In fact, talking about sex in anything but boastful tones is still somewhat of a rarity among guys. We don’t talk much about how we behave during sex, other than to say things like “I’ve never had any complaints,” or “yah, I’ve been told I’m pretty talented,” or “we didn’t get out of bed all weekend.”
It is only the guys who live in the post-macho world that share some of the more intimate, and what would be considered less-masculine moves that happen during sex—“I like it when she’s on top,” or “sometimes I like to be tied down,” or “kissing can be sexier than sex,” or…”I can be pretty loud during sex.”
You see, we still hang-on to the vestige of masculinity that says the man must always be in charge, and never lose control, even while being sexually pleasured.
But I say it is time to break free from that silly macho attribute. Come on guys, admit that it is fun to lose control. Admit it to yourself (and do it), and then admit it to your friends (and share it).
“My name is Jack, and I like to moan in pleasure during sex.”
There, I said it. Now it is your turn.
In my unscientific poll of friends (mostly women who are sharing their boyfriends secrets) and in my obsession with porn, I’ve uncovered there are three types of vocal behaviors of guys during sex. I believe that all guys fall into one or more of these categories. It’s up to you to self-identify as one (or more) of them, and then own it, baby.
The Ecstasy Man: You’re a moaner and a screamer. With each thrust you send out a guttural moan—matching the rhythm of the action. And, when you climax, the walls might shake. Moans might also be light squeals of pleasure (in the same rhythmic pattern) or be a mix of moans and words (see the conversationalist).
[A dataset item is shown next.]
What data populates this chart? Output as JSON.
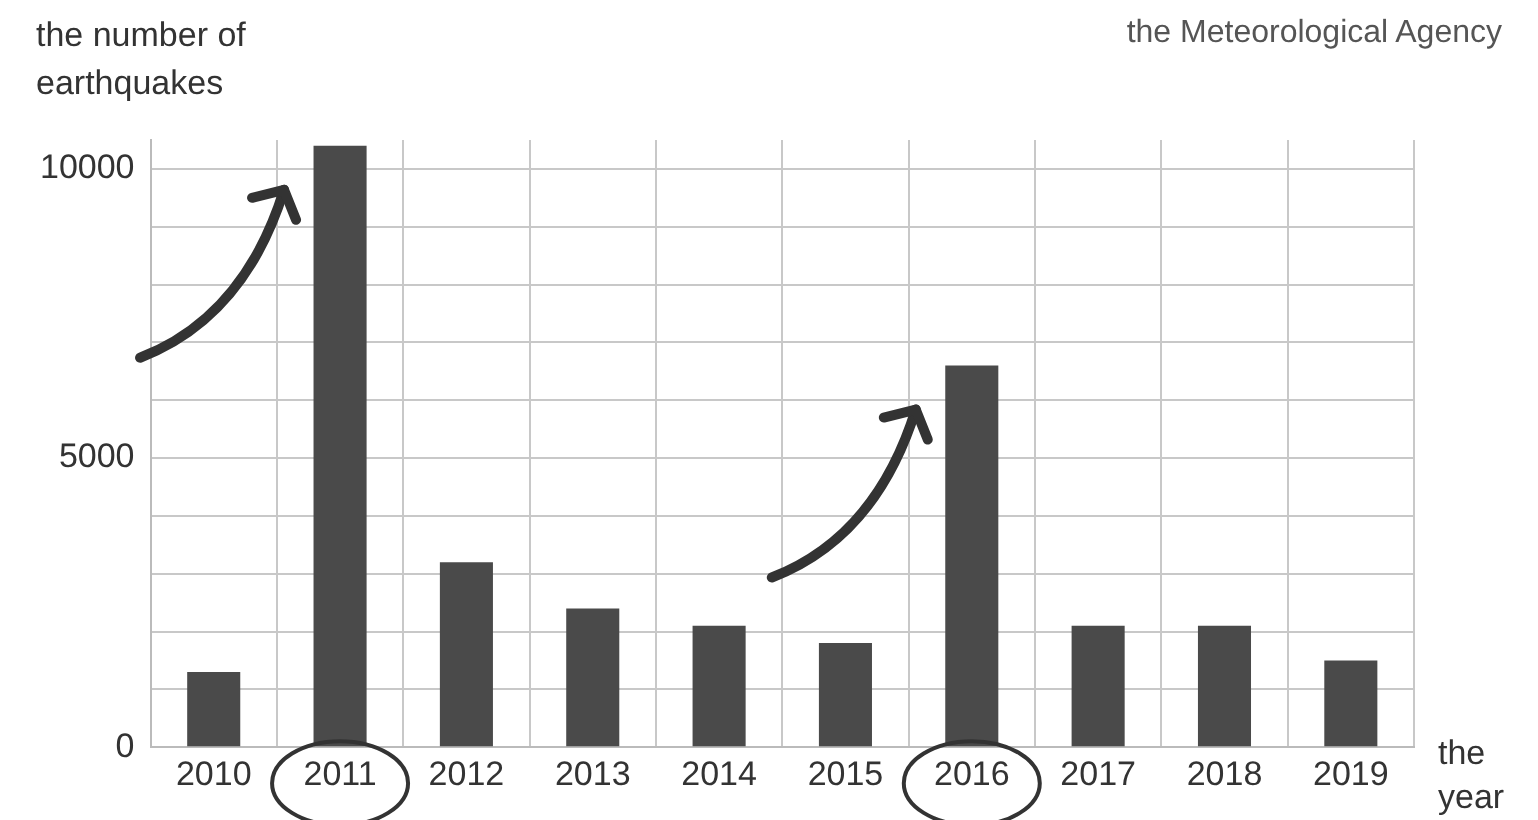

The Conversationalist: You like to talk during sex. The conversation can be one-way, or back-and-forth. One-way talkers might say things like, “yah baby that’s it,” or “that feels good,” or “keep it up, baby.” Two-way conversations are question and answer sessions, “Do you like that?,” “Do you like it rough (slow, to be spanked, etc.)?” or “Want me to keep going?”
The Sexual Ninja: You’re the silent type. You don’t talk or moan during sex, but you thoroughly enjoy when your partner does. “I’m like a sexual ninja. I make my moves silently, and know what will make them squeal.”
Which one are you? Or are you all of the above depending on your mood-and your partner?